The Moravian church historian who preached for us on Sunday talked about how much Jesus goes through in only seven sentences in Mark's telling of the 40 days. From baptism to recognition to being driven into the desert to temptation to proclamation. In only seven sentences. That leaves a lot to us to envision and what we take away is "devil" and "temptation" or...pain. Why the pain? Perhaps because of the writings we've inherited that's the part easiest to hear or focus upon.

Ashes are also visible. Which is another reason for the 60,000 last Wed. But that's another train of thought, I'm sure. :)

*hugs*

Re: Why the pain

Date: 2009-03-05 01:33 pm (UTC)
From: [identity profile] retiredmaj.livejournal.com
Alas, there *are* some atheists in foxholes; though I note with dark amusement that they cling to their "faith" as strongly as we do ours...:) (And make no mistake the first principle of atheism is predicated solely upon faith, NOT knowledge.)

Re: Why the pain

Date: 2009-03-05 05:50 pm (UTC)
From: [identity profile] meirwen.livejournal.com
My father, raised Catholic, altar boy, parochial school, always said he lost his faith in a foxhole in Belgium.

Never quite an atheist, he became agnostic.

Re: Why the pain

Date: 2009-03-05 08:48 pm (UTC)
From: [identity profile] meirwen.livejournal.com
"Ashes are also visible. Which is another reason for the 60,000 last Wed. But that's another train of thought, I'm sure."
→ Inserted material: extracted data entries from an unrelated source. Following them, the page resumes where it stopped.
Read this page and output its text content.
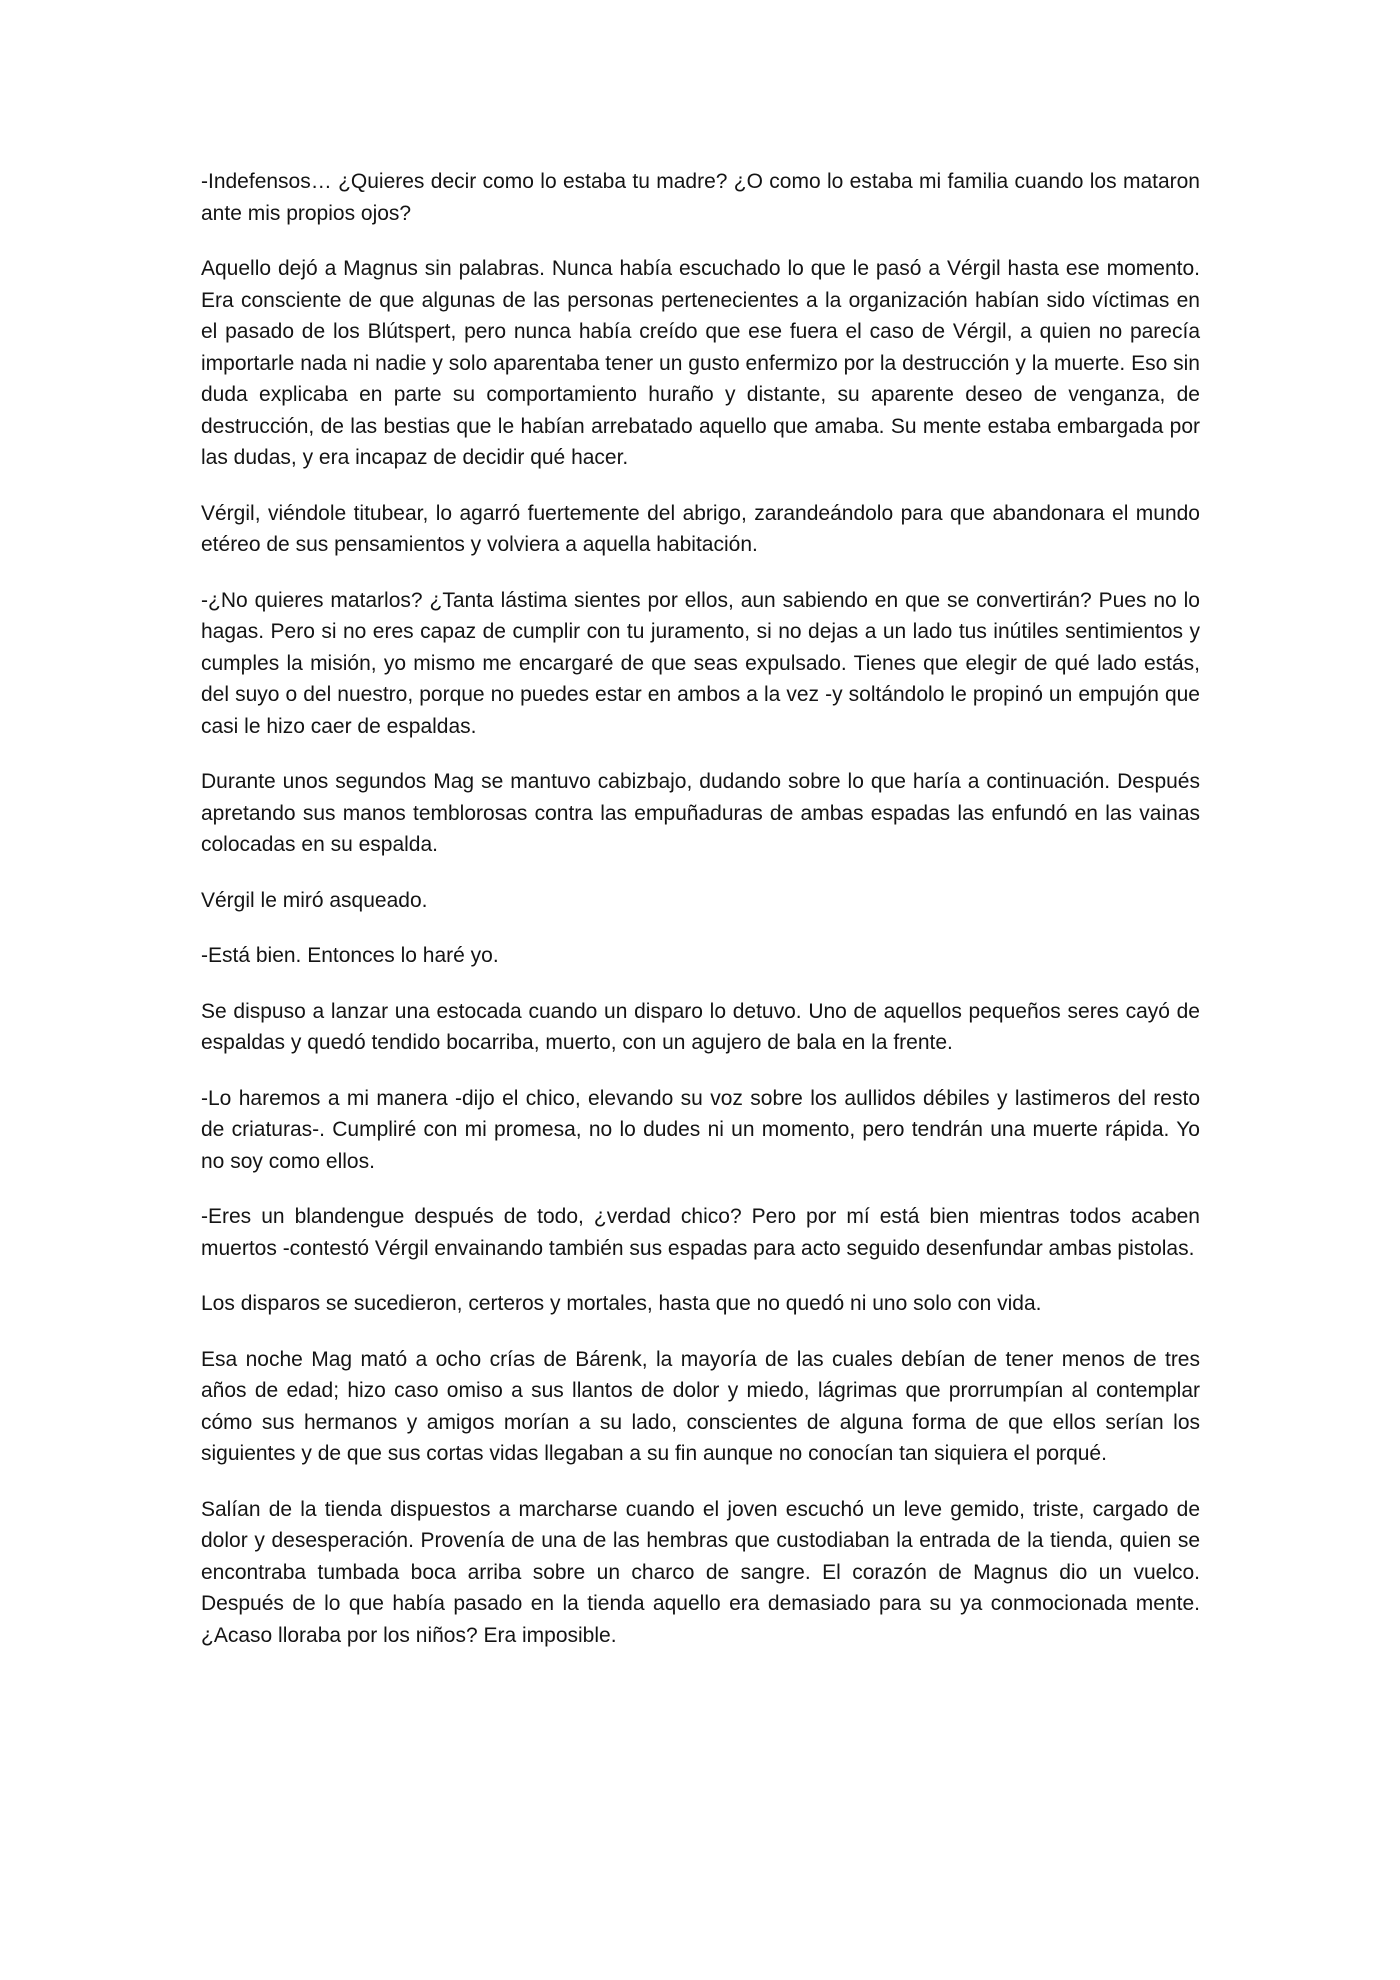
-Indefensos… ¿Quieres decir como lo estaba tu madre? ¿O como lo estaba mi familia cuando los mataron ante mis propios ojos?

Aquello dejó a Magnus sin palabras. Nunca había escuchado lo que le pasó a Vérgil hasta ese momento. Era consciente de que algunas de las personas pertenecientes a la organización habían sido víctimas en el pasado de los Blútspert, pero nunca había creído que ese fuera el caso de Vérgil, a quien no parecía importarle nada ni nadie y solo aparentaba tener un gusto enfermizo por la destrucción y la muerte. Eso sin duda explicaba en parte su comportamiento huraño y distante, su aparente deseo de venganza, de destrucción, de las bestias que le habían arrebatado aquello que amaba. Su mente estaba embargada por las dudas, y era incapaz de decidir qué hacer.

Vérgil, viéndole titubear, lo agarró fuertemente del abrigo, zarandeándolo para que abandonara el mundo etéreo de sus pensamientos y volviera a aquella habitación.

-¿No quieres matarlos? ¿Tanta lástima sientes por ellos, aun sabiendo en que se convertirán? Pues no lo hagas. Pero si no eres capaz de cumplir con tu juramento, si no dejas a un lado tus inútiles sentimientos y cumples la misión, yo mismo me encargaré de que seas expulsado. Tienes que elegir de qué lado estás, del suyo o del nuestro, porque no puedes estar en ambos a la vez -y soltándolo le propinó un empujón que casi le hizo caer de espaldas.

Durante unos segundos Mag se mantuvo cabizbajo, dudando sobre lo que haría a continuación. Después apretando sus manos temblorosas contra las empuñaduras de ambas espadas las enfundó en las vainas colocadas en su espalda.

Vérgil le miró asqueado.

-Está bien. Entonces lo haré yo.

Se dispuso a lanzar una estocada cuando un disparo lo detuvo. Uno de aquellos pequeños seres cayó de espaldas y quedó tendido bocarriba, muerto, con un agujero de bala en la frente.

-Lo haremos a mi manera -dijo el chico, elevando su voz sobre los aullidos débiles y lastimeros del resto de criaturas-. Cumpliré con mi promesa, no lo dudes ni un momento, pero tendrán una muerte rápida. Yo no soy como ellos.

-Eres un blandengue después de todo, ¿verdad chico? Pero por mí está bien mientras todos acaben muertos -contestó Vérgil envainando también sus espadas para acto seguido desenfundar ambas pistolas.

Los disparos se sucedieron, certeros y mortales, hasta que no quedó ni uno solo con vida.

Esa noche Mag mató a ocho crías de Bárenk, la mayoría de las cuales debían de tener menos de tres años de edad; hizo caso omiso a sus llantos de dolor y miedo, lágrimas que prorrumpían al contemplar cómo sus hermanos y amigos morían a su lado, conscientes de alguna forma de que ellos serían los siguientes y de que sus cortas vidas llegaban a su fin aunque no conocían tan siquiera el porqué.

Salían de la tienda dispuestos a marcharse cuando el joven escuchó un leve gemido, triste, cargado de dolor y desesperación. Provenía de una de las hembras que custodiaban la entrada de la tienda, quien se encontraba tumbada boca arriba sobre un charco de sangre. El corazón de Magnus dio un vuelco. Después de lo que había pasado en la tienda aquello era demasiado para su ya conmocionada mente. ¿Acaso lloraba por los niños? Era imposible.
And, in fact, was half of the conversation I had with Duchezz Sunday after I came home from Mass, having gotten the statistics during the Homily. But that is a different issue, yes. And I have some theories about it, but not something I want to focus on now. ;-)

Date: 2009-03-05 01:31 pm (UTC)
From: [identity profile] keastree.livejournal.com
The Christian Church has had a very uneasy relationship with its Mysteries since at least Nicea, and generally seeks to demonize or marginalize gnosis that falls outside accepted limits. Look to the treatment of the Marian groups who are apparently seeking vision on a regular basis--we have a hotbed of Marianists around here, between Berkeley Springs and Emmitsburg, and a lot of them are being openly denounced by bishops.

One of the people I adore in this world is a man seeking to become a married Catholic Priest, with whom I discuss Christian Mystery a lot. Like the engagement of any Mystery tradition, huge amounts of personal discipline is necessary for the information imparted to mean anything. The Mormons routinely send their people out in search of their own visions, and it has resulted in over 230 splinter groups, because it becomes all too easy for someone to have a vision and decide that it applies to more than them.

The Catholics, and in fact most Christian sects are loathe to grant people a lot of latitude, probably because of that messy business with Luther. ;)

Date: 2009-03-05 08:52 pm (UTC)
From: [identity profile] meirwen.livejournal.com
No argument, but my question has to do more with congregants--notice that I said it happens even when the priests and pastors try to get the members to do it differently, focus differently, even modeling the behavior. Still the focus of the individual congregants seems to be on the negative. What is it that makes so many cling so hard to the painful part when there is at least as much teaching and institutional energy directed towards the search? I think it's a people focused question, and not really about the institutions.